Traduction du communiqué de presse E-Flux
S’appuyant sur sa présentation réussie en France au Parc Saint-Léger et à la John
Hansard Gallery en 2011, l’exposition collective Manufacture s’est déplacée au centre
d’art Pasquart de Biel en Suisse. Sur invitation de son nouveau directeur, Lunn Felicity,
les commissaires Zoë Gray et Sandra Patron ont élargi les limites de ces premières
expositions dans une version plus ambitieuse. Rassemblant les oeuvres d’artistes
de la sphère internationale ainsi que les pièces récentes d’artistes suisses émergents,
l’exposition explore le statut actuel de la production dans la pratique artistique.
Dans notre ère post-industrielle européenne, nous sommes de plus en plus éloignés
de la production des biens que nous consommons. Notre utilisation de moyens semble
liée à un changement dans notre relation au monde matériel, provoquant une attitude
plus passive envers les objets dont nous nous entourons. Quand ils tombent en panne,
nous nous retrouvons incapables de les réparer car dans l’incapacité de (ou ne voulant
pas) savoir comment ils fonctionnent. Dans les dernières années est apparu un regain
d’intérêt pour l’autonomie et l’artisanat. Dans ce nouveau contexte qui trouve une
résonance particulière dans un contexte de « crise », les artistes font émerger de
nouvelles pratiques reformulant notre relation au travail et à la production.
Cette évolution des relations entre l’art et la production matérielle trouve un écho
dans l’histoire de l’art du 20e siècle. La dématérialisation de l’objet d’art - à
l’initiative de Marcel Duchamp et analysée par l’historienne d’art Lucy Lippard en
1968 - a conduit à un art où l’idée était devenue prééminente, tout en prenant en
compte la réalisation matérielle de l’oeuvre, avec une délégation croissante à des
tiers. Tout en libérant les artistes de l’effort physique nécessaire pour la réalisation
personnelle de leur oeuvre et en étendant le champ de l’expérimentation, il n’a pas
gommé leur désir de produire des oeuvres physiques, ni leur curiosité d’utiliser
des matériaux pour tester et exprimer leur démarche.

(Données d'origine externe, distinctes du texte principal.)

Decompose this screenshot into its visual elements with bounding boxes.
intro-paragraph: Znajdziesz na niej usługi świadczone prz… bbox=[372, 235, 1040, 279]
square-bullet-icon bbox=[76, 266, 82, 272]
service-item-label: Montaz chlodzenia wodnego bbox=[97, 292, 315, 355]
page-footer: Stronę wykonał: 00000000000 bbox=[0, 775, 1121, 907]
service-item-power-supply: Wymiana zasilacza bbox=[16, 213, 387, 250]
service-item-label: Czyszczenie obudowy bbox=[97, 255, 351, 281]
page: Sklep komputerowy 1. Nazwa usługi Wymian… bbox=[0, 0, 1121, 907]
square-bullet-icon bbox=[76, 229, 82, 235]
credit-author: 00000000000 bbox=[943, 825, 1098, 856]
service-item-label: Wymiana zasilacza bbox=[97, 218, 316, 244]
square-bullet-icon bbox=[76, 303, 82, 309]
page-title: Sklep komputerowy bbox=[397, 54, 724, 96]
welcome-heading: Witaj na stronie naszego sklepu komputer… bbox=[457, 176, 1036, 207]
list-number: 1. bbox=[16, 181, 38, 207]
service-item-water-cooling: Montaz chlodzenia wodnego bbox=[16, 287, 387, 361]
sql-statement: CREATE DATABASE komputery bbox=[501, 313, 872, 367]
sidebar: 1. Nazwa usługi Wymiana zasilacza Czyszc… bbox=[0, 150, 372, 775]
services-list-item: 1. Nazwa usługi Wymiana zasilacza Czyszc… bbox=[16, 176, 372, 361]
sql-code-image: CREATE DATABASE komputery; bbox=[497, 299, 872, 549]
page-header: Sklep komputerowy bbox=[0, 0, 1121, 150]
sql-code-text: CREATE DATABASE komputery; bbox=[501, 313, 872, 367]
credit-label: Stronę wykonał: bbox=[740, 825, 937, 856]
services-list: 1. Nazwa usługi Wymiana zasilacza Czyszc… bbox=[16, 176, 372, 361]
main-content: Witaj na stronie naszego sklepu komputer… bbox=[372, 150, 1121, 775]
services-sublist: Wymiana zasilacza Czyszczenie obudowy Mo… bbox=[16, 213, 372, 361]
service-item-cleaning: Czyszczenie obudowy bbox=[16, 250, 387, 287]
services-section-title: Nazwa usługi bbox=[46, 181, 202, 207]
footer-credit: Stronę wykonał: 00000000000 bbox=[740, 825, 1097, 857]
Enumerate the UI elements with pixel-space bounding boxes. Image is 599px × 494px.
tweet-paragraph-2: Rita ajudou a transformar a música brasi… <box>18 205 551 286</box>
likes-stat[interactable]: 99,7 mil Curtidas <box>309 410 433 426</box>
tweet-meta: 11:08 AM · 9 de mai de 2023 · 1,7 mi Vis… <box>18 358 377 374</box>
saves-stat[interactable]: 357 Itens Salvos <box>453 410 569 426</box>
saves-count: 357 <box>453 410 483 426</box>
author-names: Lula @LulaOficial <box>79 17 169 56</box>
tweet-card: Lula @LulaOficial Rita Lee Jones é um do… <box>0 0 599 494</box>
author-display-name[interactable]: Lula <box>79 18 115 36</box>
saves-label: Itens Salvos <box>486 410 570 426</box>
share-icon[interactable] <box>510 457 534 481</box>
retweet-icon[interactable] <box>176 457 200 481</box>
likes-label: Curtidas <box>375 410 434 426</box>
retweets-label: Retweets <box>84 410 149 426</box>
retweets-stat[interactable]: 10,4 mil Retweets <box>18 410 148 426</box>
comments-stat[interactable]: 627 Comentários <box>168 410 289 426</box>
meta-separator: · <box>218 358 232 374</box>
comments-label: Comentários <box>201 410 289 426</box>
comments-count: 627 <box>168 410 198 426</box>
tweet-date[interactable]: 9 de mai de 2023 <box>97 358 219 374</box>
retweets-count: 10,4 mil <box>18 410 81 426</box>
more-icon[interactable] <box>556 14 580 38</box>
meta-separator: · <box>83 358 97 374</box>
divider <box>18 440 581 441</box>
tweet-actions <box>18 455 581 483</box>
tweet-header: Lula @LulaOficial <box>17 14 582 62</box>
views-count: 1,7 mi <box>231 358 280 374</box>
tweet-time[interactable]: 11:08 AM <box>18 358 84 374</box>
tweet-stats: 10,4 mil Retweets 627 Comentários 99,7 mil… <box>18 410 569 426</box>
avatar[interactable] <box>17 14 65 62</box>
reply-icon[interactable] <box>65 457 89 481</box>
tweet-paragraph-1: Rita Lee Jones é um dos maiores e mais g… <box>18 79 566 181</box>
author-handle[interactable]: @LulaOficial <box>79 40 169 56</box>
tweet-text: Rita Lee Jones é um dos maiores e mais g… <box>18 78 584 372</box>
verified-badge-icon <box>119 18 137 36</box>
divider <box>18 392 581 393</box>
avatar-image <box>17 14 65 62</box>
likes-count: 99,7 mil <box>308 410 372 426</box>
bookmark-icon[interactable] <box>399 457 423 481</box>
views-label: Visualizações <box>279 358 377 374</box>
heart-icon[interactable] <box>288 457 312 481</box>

L’exposition Manufacture explore ce que « produire » signifie aujourd’hui pour les
artistes, non seulement en rapport avec l’histoire de l’art mais aussi en regard
des transformations sociales de notre société de consommation globalisée. Héritiers
de l’art conceptuel autant que de notre patrimoine industriel, certains artistes
n’hésitent pas dans cette exposition à se lancer dans l’artisanat, la récupération
de matériaux, le bricolage, en usant d’un bagage de formes, de gestes et de techniques,
tout en évitant l’instrumentalisation de la perfection technique. D’autres explorent
les possibilités offertes par l’inconnu, l’échec, le hasard et l’accident. Ce qui
les inspire tous dans leur processus de création - parfois spontané, parfois laborieux
- est la question de la pratique et comment celle-ci nourrit une forme d’émancipation.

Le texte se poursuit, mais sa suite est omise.